The Six-Day War was a pre-emptive strike by the Israeli army, it more than doubled the land held by Israel. The morale loss in the Arab population was crippling. Many of them thought fighting Israel in the current circumstance was fruitless. After years of Arab leaders preaching about how the Israelis were weak and craven; the young country shocked the region and the world. The Israeli propaganda machine became ecstatic, references to David and Goliath were not uncommon.
"Five armies failed us, not one, but five! The Arabs were the cowards!" The graying septuagenarian spoke about it as if it happened yesterday. "They all failed Nasser! The traitors made sure to make him fail. He went on to resign, you know, but the Egyptians rushed to the streets to demand he stay in power."
Conspiracy runs rife in the Middle East, especially when denial persists. A generation of pan-Arab nationalists still idolize a few heroes, Nasser included. Even decades after their incompetence and substandard leadership manifested in research and historical study.
The camp was a little small for Abu-Mohammed's ambitions, so he left to his uncle's home in Jordan. "Jordan was even a worse mess than Dheisheh, no-one knew who was boss. We still thought Nasser was running the show, we knew he wanted the Palestinians to be able to attack Israel. Hussein wouldn't let him"
"I joined the resistance" Hamdan added. "We knew if we could get Jordan to be free from the traitors and the Israeli collaborators then we can free Palestine." His demeanor was that of an apologist. He regretted this part of the story and it showed.
"It wasn't the King himself that we didn't like, he was OK!" insisted Hamdan as if trying to take me through the mindset of 1969 Palestinian guerrilla fighters in Jordan. "It was his retinue, they were all bought by Israel, Britain or the US. Some of them were Masonic!"

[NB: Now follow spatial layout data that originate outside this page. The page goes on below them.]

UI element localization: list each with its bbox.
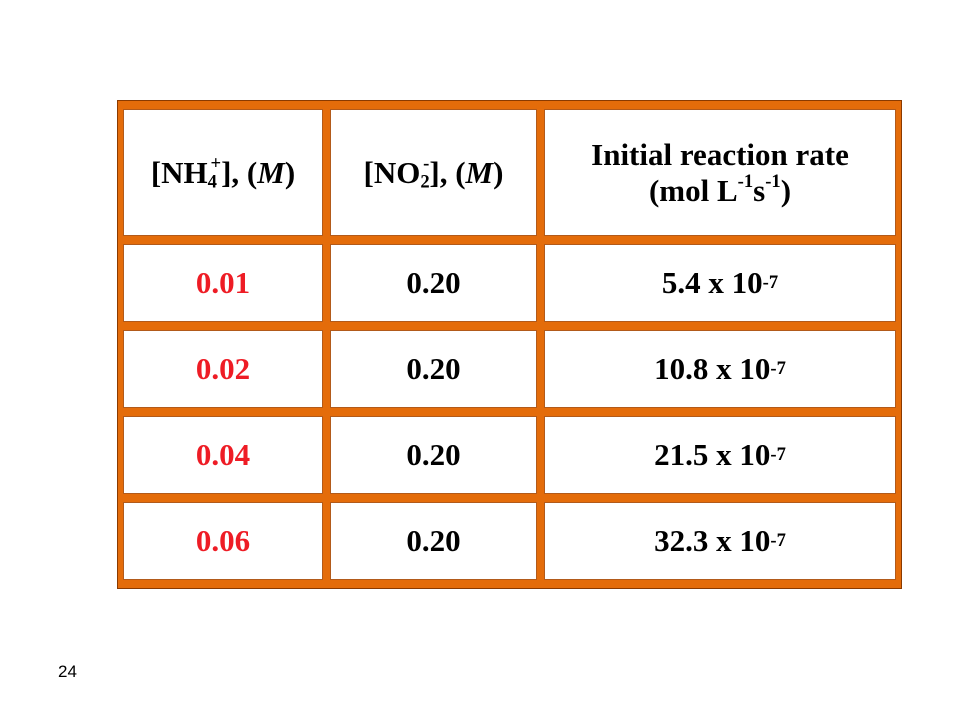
cell-rate-row3: 21.5 x 10 -7 — [544, 416, 896, 494]
cell-nh4-row3: 0.04 — [123, 416, 323, 494]
header-rate-unit-a: (mol L — [648, 172, 738, 208]
header-nh4-unit: M — [257, 154, 285, 190]
cell-no2-row4: 0.20 — [330, 502, 537, 580]
header-no2-end: ) — [493, 154, 504, 190]
rate-mantissa: 21.5 x 10 — [654, 437, 771, 473]
cell-no2-row2: 0.20 — [330, 330, 537, 408]
slide-number: 24 — [58, 662, 77, 681]
cell-nh4-row4: 0.06 — [123, 502, 323, 580]
header-nh4-subscript: 4 — [207, 171, 217, 193]
header-nh4-close: ], ( — [221, 154, 258, 190]
header-nh4-end: ) — [284, 154, 296, 190]
cell-nh4-row2: 0.02 — [123, 330, 323, 408]
header-nh4-charge: + — [210, 152, 222, 174]
header-no2-charge: - — [423, 152, 430, 174]
header-rate-unit-b: s — [753, 172, 766, 208]
header-initial-rate: Initial reaction rate (mol L-1s-1) — [544, 109, 896, 236]
cell-rate-row1: 5.4 x 10 -7 — [544, 244, 896, 322]
header-rate-line1: Initial reaction rate — [591, 136, 849, 172]
rate-mantissa: 32.3 x 10 — [654, 523, 771, 559]
cell-nh4-row1: 0.01 — [123, 244, 323, 322]
header-no2-subscript: 2 — [420, 171, 430, 193]
cell-rate-row2: 10.8 x 10 -7 — [544, 330, 896, 408]
rate-mantissa: 5.4 x 10 — [661, 265, 763, 301]
cell-no2-row1: 0.20 — [330, 244, 537, 322]
header-nh4-open: [NH — [150, 154, 208, 190]
cell-no2-row3: 0.20 — [330, 416, 537, 494]
rate-mantissa: 10.8 x 10 — [654, 351, 771, 387]
header-no2-close: ], ( — [429, 154, 466, 190]
header-nh4-concentration: [NH4+], (M) — [123, 109, 323, 236]
header-rate-exp2: -1 — [765, 170, 781, 192]
header-rate-exp1: -1 — [737, 170, 754, 192]
header-no2-open: [NO — [363, 154, 421, 190]
cell-rate-row4: 32.3 x 10 -7 — [544, 502, 896, 580]
header-rate-unit-c: ) — [780, 172, 792, 208]
header-no2-concentration: [NO2-], (M) — [330, 109, 537, 236]
header-no2-unit: M — [465, 154, 494, 190]
rate-data-table: [NH4+], (M) [NO2-], (M) Initial reaction… — [117, 100, 902, 589]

The old man was referring to a dark chapter in the history of the Palestinian guerrilla movement. This was between 1967 and 1970 when the Palestinian armed factions set-up a "state within a state." Jordan was their launching pad for attacks against Israel, no matter what the cost on the host was.
"We pushed it a little bit! But then we thought we could set up a republic like Iraq and Egypt and have that republic help us in regaining the land." The tone of his voice edged on conspiratorial as if someone was about to hear him and lock him up.
"Amman was too small for Arafat and Hussein, we thought Arafat would get us Palestine back. The Israelis and the British saved Hussein and we lost a few thousand men!"